Le puritanisme s’est substitué aux ascèses et la pornographie aux jeux de l’Eros : triomphe de la marchandise sur la gratuité heureuse qui n’est autre que la part divine dans un monde humain, trop humain. Maurice Magre célèbre ainsi d’un même mouvement l’ascèse et le plaisir, la quête d’une transcendance, d’un Idéal, et le consentement à la beauté féminine, la recherche de la grandeur et l’amour des humbles. Son sens du grand art, subtil et savant, ne lui interdit pas de faire sienne la juste revendication des pauvres. Ses premières œuvres, comme la Prière au Soleil appartiennent à la tradition du socialisme français, d’inspiration libertaire, unanimiste et païenne :
« Un esprit Fraternel frémissait dans chaque herbe ;
Les Vieux arbres avaient des voix d’êtres aimés ;
Et nous sentions le soir assis parmi les gerbes
La poussière des morts mêlée au sol sacré. »
Proche, à cet égard, de Péguy, Maurice Magre sut dire, au-delà de l’éminente dignité des pauvre, « l’éminente pauvreté des dignes », dont il fut l’un des premiers : « J’ai voulu écrire la chanson des hommes d’aujourd’hui, de ceux que font souffrir l’affaissement des énergies, la pauvreté du cœur, toutes les misères morales et matérielles. » Loin de l’orienter vers un rigorisme aux inclinations totalitaires, cette révolte anti-bourgeoise le conduisit jusqu’aux frontières mêmes de l’invisible, qui n’est point l’abstraction, mais la puissance d’une âme libre, l’au-delà de l’orée qui enchante toutes les apparences du monde :
« Le monde est un secret que soudain je comprends :
Notre corps est léger et notre esprit fidèle »
Ce prosateur qui connaît l’art des longues périodes et de la « rhétorique profonde » fut particulièrement sensible à l’éclat de la soudaineté, qu’elle soit dans l’emportement de la compassion, dans la conversion ou la rencontre des regards. Les « choses vues » lui sont des Symboles, les Cités qu’il habite ou parcourt lui deviennent peu à peu emblématiques, tels le Londres de Thomas de Quincey, dont il partagea le goût de l’Opium, ou l’Ispahan des poètes persans dont les « jardins d’émeraude », suspendus entre le sensible et l’intelligible, sont familiers à ses voyages intérieurs. Ses spéculations et ses rêveries se lovent également dans les lieux de gloire ou de misère.

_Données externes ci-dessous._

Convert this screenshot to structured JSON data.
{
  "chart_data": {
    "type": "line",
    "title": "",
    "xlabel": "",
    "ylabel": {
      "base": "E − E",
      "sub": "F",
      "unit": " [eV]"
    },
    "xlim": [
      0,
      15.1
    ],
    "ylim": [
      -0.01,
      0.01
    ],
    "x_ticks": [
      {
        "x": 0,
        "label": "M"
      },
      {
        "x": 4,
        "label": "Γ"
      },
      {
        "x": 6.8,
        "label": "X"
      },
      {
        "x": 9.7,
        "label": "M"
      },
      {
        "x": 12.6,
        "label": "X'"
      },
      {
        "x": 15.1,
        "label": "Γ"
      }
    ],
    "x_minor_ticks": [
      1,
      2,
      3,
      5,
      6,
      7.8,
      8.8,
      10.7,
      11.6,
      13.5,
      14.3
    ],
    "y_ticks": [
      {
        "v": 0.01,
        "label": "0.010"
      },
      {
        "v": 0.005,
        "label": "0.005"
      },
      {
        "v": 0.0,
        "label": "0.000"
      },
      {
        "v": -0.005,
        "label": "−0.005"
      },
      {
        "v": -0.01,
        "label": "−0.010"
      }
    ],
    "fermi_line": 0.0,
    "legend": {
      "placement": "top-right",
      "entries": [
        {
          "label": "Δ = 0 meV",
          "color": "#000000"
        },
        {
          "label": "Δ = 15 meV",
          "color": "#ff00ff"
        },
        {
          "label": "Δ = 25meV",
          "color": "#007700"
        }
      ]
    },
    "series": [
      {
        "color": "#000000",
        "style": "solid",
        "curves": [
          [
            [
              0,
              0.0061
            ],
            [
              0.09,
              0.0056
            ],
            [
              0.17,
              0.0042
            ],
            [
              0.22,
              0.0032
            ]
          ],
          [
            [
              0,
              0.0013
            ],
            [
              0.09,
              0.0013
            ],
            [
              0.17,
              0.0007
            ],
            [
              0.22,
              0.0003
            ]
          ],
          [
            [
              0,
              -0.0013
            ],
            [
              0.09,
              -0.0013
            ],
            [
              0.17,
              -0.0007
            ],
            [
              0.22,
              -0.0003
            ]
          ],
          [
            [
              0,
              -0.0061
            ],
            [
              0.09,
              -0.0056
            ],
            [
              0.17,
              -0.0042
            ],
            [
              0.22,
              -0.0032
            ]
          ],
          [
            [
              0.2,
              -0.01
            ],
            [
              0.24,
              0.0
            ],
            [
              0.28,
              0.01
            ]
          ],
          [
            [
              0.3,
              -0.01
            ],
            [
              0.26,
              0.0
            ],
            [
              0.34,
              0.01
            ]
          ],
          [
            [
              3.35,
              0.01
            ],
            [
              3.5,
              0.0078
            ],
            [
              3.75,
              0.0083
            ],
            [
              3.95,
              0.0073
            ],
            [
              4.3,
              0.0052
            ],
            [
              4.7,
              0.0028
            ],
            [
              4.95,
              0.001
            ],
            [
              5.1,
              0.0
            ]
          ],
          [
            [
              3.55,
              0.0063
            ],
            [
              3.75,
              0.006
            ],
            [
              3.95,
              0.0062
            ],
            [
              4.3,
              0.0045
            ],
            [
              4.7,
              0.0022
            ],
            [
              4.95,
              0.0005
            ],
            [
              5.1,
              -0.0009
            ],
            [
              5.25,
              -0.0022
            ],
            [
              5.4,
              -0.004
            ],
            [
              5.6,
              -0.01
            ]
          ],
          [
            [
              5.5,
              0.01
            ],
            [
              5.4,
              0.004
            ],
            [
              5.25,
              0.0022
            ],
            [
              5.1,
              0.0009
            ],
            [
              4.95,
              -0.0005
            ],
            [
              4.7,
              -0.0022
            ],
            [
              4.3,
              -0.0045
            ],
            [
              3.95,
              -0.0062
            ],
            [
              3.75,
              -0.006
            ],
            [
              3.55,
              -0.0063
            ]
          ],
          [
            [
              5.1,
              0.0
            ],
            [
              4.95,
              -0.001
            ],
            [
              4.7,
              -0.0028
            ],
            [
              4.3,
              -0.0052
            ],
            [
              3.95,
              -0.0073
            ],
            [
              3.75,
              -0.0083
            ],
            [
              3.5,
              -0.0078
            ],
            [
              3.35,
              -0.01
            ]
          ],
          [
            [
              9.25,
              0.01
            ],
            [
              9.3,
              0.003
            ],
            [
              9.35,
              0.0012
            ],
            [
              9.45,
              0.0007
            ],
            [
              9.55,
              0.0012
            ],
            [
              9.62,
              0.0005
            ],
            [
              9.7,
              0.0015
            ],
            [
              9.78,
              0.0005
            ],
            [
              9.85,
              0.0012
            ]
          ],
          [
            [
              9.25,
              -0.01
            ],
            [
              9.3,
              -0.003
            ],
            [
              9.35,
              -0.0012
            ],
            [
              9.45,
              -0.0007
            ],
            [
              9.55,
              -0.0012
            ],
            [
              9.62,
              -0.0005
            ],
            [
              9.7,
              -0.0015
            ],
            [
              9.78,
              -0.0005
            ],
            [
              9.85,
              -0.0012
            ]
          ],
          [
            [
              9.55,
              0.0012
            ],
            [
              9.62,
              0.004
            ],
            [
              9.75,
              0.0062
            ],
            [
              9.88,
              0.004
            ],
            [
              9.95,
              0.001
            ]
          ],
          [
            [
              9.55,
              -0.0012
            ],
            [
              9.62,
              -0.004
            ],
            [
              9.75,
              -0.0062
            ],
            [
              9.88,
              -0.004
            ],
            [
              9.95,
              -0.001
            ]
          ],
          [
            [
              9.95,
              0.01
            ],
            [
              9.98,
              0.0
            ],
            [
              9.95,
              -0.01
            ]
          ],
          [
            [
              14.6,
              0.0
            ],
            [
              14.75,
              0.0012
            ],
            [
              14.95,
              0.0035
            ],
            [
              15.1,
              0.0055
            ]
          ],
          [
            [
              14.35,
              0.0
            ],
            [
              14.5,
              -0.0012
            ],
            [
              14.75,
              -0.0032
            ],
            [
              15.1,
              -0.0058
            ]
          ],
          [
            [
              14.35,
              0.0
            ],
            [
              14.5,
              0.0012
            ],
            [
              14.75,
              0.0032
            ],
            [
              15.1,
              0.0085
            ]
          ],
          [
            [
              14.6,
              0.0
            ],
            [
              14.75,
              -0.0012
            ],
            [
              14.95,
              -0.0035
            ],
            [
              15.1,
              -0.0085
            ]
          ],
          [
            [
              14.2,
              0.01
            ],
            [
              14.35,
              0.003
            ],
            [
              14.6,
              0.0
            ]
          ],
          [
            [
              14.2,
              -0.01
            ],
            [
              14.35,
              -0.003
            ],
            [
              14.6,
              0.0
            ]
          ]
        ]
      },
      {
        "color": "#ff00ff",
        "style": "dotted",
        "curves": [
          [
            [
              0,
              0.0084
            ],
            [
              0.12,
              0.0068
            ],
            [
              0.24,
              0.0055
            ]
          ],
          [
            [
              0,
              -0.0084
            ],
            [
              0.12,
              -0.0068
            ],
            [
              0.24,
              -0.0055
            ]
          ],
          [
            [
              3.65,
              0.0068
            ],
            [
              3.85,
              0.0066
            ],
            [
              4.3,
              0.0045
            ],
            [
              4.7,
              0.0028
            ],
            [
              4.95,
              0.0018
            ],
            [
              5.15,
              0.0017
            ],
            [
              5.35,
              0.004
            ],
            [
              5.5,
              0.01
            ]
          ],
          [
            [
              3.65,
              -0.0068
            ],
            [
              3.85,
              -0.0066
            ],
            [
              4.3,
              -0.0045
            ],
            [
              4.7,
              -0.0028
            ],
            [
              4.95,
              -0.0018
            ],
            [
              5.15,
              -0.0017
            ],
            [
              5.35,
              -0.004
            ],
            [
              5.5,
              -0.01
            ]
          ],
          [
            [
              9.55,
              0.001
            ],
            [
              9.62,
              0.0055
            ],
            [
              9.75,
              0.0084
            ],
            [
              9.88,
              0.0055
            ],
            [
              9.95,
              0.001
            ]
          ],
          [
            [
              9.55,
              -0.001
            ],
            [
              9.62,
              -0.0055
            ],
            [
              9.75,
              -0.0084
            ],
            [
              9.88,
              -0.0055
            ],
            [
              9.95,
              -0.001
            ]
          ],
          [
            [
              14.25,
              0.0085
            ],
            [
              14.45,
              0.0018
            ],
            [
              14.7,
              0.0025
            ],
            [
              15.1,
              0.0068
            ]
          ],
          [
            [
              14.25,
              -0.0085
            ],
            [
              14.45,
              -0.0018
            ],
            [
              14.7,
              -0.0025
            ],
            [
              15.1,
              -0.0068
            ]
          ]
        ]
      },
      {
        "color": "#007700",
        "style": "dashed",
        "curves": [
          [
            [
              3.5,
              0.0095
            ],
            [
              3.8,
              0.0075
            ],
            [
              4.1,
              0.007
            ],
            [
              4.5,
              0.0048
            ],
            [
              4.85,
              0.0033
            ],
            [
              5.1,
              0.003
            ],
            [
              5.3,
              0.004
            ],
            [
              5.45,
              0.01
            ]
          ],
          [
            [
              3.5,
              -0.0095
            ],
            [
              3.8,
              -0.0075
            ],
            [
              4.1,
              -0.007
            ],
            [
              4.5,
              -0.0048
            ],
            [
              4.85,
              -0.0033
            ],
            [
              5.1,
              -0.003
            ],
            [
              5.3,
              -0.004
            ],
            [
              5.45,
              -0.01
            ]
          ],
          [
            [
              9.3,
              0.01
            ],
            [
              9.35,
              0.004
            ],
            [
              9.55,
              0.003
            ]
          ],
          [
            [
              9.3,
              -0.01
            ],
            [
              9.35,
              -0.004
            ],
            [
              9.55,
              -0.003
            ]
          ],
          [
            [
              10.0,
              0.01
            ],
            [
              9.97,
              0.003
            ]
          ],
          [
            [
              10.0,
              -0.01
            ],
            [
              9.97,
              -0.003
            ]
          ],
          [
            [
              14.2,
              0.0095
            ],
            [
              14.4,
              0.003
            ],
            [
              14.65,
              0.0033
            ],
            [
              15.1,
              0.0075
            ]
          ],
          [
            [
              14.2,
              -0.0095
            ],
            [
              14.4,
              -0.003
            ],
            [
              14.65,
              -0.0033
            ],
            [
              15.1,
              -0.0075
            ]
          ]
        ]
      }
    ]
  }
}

Ses amantes sont haussées au rang de déesses ; ses rares amis lui apparaissent comme des héros ou des saints. De ses ennemis, il ne garde que le souvenir de l’inaccomplissement. Maurice Magre est de ces auteurs sur lesquels la médiocrité n’a aucune prise, quand bien même il s’en accuse, et par cela même. Loin de se croire parfait, ce qui est précisément le propre de la médiocrité forte de son nombre, Maurice Magre mesure, avec autant de précision que possible, l’écart entre son vœu et sa réalisation ; et cet écart n’est autre que l’espace même de son œuvre. Ses regrets ne sont pas moralisateurs : ils sont le secret de la musique des mots, non point contrition mais persistance amoureuse, consentement au « beau secret ».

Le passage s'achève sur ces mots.